Rating analysts will watch how New Jersey tackles an estimated $8 billion deficit for fiscal 2011 after the state’s Office of Legislative Services released the anticipated budget shortfall on Tuesday.
New Jersey has some time to address the issue as its fiscal 2011 begins July 1, 2010. The OLS expects a modest base revenue growth of approximately $800 million next year. Conversely, immediate and future retirement costs, non-recurring funds from the American Recovery and Reinvestment Act, and the end of a one-time income tax hike, among other factors, may add up to a $8 billion funding gap, according to the report.
Rating analysts said they will evaluate how New Jersey deals with any potential deficit and noted that the state has a history of fixing budget shortfalls. Officials just closed a roughly $6 billion deficit, not including off-budget expenses, in its $30.2 billion fiscal 2009 budget.
“They’ve projected deficits in the past, but they’ve adjusted their budgets accordingly either through raising taxes or cutting spending or both,” said Standard & Poor’s analyst Karl Jacob. “So, it’s really not the size of the deficit as much as how you react to it. The fact that their rating is double-A, stable, really speaks to some of the actions they’ve taken to adjust to those budget shortfalls.”

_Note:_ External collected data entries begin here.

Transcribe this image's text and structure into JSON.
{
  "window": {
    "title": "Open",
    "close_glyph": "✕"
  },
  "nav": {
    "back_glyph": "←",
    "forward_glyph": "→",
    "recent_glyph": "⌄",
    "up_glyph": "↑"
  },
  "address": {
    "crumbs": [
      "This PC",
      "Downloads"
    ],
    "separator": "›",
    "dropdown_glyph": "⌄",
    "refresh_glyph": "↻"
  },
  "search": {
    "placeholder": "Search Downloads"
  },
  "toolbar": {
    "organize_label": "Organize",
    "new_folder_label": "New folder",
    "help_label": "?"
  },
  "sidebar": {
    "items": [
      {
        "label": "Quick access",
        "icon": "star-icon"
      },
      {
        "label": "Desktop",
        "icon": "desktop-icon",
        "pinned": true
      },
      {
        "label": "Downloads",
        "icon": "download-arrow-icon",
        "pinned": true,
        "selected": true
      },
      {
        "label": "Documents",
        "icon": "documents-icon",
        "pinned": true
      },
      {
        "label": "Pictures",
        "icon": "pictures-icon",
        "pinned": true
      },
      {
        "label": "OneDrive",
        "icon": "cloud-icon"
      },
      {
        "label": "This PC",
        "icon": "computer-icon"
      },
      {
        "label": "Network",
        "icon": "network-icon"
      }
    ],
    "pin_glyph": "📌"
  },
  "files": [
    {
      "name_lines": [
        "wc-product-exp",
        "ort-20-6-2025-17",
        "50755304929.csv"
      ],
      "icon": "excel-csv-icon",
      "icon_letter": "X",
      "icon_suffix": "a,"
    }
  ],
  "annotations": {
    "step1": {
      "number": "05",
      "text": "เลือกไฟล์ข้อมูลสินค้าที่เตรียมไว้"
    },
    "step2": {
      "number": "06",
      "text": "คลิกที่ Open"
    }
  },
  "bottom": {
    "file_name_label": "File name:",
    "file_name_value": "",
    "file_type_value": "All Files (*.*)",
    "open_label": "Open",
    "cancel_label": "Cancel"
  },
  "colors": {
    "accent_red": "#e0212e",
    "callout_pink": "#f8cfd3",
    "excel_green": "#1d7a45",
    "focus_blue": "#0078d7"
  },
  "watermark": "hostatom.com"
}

New Jersey isn’t the only state projecting a budget gap for fiscal 2011. A July 2009 National Conference of State Legislatures report indicates that of the 24 states providing budget estimates, combined fiscal 2011 deficits could reach at least $58.5 billion.
The nearly $8 billion deficit for New Jersey includes “fully funded employer pension contributions” of $2.5 billion that would help the state meet immediate and future retirement costs. Officials may opt to decrease that allocation, as it has done in the past, to help bring expenditures in line with revenues.
The state, as of now, would also receive $1.6 billion fewer federal stimulus funds, and a one-year 0.75% income-tax increase for those earning $400,000 or more — and set to bring in $1.1 billion of additional revenue — will expire at the end of fiscal 2010.
In addition, homestead rebate provisions will total $1.6 billion unless lawmakers alter that allocation and officials anticipate various programs, including school funding, to increase by $1.2 billion, according to the report. The OLS also budgeted a non-recurrence of certain debt service savings of $200 million.
Moody’s Investors Service analyst Edie Behr said that while the $8 billion amount is large, the budget estimates give the state a blueprint of what to address.
“It’s important to understand that states identify that gap this far out so that they can use that as a planning tool,” Behr said. “And so it may be an alarming number ... It’s the same amount that they’ve just solved for fiscal 2010, but it gives them something to work toward as they start to develop their fiscal 2011 budget.”
In addition to the state’s operating budget, the report cited a potential fiscal 2011 funding gap for the New Jersey Transportation Trust Fund Authority, which will run out of funding beginning fiscal 2012. The OLS believes the TTFA may not have enough funds next year to fully support its capital program.
“While the current statute envisioned funding for projects through fiscal 2011, market conditions may not leave the authority with sufficient bonding capacity for a full capital program in fiscal 2011,” according to the report.